Court records show LaKeith Smith was 15 years old when he and four friends were burglarizing homes in Millbrook in February 2015. One of those friends, 16-year-old A’Donte Washington, was killed in a shootout with responding law enforcement.

The Millbrook officer who shot Washington was cleared of wrongdoing. The remaining four teens were all charged with felony murder for Washington’s death. This is state law because they were involved in the felony that instigated the police response.

The other three defendants took plea deals. Smith was originally also offered a plea deal of 25 years but decided to take his case to court instead, which led to his conviction and 65-year sentence. It was later reduced to 55 years until Tuesday when Circuit Judge Sibley Reynolds re-sentenced Smith, now 24, to 30 years. The new sentence includes the eight years he’s already served.

Smith’s attorney said they are not done with the case.

“What we plan on doing and what we need to do is to appeal the conviction and appeal the sentence. We think they were both done injustice, and so that’s our next step,” said Smith’s defense attorney, Leroy Maxwell Jr. “There’s been a grave miscarriage of justice as far as LaKeith is concerned. He should be home right now. And the fact that he isn’t is a shame.”

19th Judicial Circuit District Attorney C.J. Robinson said Tuesday’s re-sentencing hearing was because Smith had ineffective counsel when he was sentenced previously.

Smith did speak before Judge Reynolds, expressing his regret and saying he did not understand the case law surrounding felony murder during the commission of a crime.

“I am so happy to have the opportunity to speak today. I deeply regret what I did that day,” Smith said, adding that he knows he can not take back his actions but hopes he can share his story with others so they do not make the same mistake he did.

“I did not understand how felony murder rule worked,” Smith said. “I was too young and immature to handle a situation with adult weight. I apologize to this court for the immaturity that I previously displayed.”

However, Robinson believes Smith has not accepted the consequences of his actions.

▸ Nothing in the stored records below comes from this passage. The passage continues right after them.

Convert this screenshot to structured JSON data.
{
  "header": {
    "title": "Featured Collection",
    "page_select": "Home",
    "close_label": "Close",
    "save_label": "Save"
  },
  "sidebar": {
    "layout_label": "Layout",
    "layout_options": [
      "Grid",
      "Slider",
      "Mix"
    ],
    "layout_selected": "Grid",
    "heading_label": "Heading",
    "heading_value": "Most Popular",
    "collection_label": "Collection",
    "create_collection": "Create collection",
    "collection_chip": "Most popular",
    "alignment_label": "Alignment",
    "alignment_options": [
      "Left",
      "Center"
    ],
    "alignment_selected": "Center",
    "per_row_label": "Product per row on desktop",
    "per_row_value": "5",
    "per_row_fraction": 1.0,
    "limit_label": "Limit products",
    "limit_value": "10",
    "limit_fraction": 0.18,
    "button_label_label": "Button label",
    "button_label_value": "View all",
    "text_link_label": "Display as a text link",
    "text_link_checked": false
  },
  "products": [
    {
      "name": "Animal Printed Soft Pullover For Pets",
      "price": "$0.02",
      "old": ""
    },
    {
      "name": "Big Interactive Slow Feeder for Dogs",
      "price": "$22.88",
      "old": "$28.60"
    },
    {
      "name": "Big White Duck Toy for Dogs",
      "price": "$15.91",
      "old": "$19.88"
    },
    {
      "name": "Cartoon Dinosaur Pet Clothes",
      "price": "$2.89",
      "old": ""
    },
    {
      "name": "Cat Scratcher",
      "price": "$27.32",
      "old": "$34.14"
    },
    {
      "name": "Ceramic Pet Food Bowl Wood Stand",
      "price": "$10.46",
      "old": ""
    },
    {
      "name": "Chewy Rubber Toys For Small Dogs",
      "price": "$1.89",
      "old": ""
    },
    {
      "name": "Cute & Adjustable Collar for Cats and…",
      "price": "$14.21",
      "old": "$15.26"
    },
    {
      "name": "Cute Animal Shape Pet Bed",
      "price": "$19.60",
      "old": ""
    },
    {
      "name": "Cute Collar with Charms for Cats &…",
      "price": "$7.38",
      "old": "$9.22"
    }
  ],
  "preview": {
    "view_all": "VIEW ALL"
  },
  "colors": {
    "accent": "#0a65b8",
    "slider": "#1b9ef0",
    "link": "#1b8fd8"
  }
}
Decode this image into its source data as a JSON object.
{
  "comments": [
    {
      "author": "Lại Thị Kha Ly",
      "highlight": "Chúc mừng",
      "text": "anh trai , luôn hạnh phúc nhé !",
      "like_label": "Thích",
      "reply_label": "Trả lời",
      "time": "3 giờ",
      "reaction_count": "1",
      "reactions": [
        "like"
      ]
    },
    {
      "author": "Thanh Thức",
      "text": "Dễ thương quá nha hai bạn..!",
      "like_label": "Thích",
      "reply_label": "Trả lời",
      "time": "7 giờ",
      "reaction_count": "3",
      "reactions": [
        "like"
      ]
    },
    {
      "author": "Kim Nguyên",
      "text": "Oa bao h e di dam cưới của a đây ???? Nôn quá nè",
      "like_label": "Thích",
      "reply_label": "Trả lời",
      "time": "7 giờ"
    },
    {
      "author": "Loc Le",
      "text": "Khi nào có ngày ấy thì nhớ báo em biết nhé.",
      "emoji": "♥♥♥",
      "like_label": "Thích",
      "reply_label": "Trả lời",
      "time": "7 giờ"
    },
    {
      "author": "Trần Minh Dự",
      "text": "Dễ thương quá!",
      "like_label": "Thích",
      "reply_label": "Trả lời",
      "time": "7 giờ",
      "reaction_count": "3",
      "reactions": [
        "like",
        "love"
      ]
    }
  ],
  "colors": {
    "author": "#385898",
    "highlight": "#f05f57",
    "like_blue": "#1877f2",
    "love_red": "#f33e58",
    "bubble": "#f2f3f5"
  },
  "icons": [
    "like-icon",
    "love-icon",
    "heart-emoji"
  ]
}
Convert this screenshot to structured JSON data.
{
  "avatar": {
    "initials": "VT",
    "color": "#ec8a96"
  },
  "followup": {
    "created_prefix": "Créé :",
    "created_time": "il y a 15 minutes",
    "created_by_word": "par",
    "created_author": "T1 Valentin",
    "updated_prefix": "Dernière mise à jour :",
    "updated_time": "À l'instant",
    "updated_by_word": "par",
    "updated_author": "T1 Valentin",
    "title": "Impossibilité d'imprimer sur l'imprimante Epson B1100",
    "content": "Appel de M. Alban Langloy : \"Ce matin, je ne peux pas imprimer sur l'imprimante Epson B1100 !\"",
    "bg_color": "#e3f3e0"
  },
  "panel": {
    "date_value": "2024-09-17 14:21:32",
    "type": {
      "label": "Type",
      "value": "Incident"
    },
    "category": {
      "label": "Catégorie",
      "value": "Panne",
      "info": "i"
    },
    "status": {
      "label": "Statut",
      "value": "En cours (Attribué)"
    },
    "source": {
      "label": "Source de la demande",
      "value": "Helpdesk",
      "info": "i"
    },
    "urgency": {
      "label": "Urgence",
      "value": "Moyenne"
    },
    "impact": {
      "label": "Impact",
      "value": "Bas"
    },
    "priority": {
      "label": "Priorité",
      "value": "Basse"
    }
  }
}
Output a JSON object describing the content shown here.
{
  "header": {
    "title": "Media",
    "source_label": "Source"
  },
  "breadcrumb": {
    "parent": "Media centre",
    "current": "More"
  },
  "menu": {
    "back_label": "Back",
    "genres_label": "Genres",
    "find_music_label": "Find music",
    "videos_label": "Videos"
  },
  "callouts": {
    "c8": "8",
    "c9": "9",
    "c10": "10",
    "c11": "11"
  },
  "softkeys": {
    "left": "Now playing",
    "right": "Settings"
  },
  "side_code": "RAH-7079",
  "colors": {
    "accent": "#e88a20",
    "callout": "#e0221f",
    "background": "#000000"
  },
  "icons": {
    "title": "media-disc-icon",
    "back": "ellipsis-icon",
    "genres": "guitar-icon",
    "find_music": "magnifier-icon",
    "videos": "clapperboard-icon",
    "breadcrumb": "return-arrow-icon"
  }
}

“I still don’t feel like I heard any kind of acknowledgement or acceptance of the weight of the consequences of his choices. I was hoping to hear that as part of the hearing today, that ‘Yeah, this mitigation may explain my decision-making process. But at the end of the day, I’m ready to man up and say that I pushed that rock off the cliff, and where it ended up rolling, it caused my friend’s death,’” said Robinson.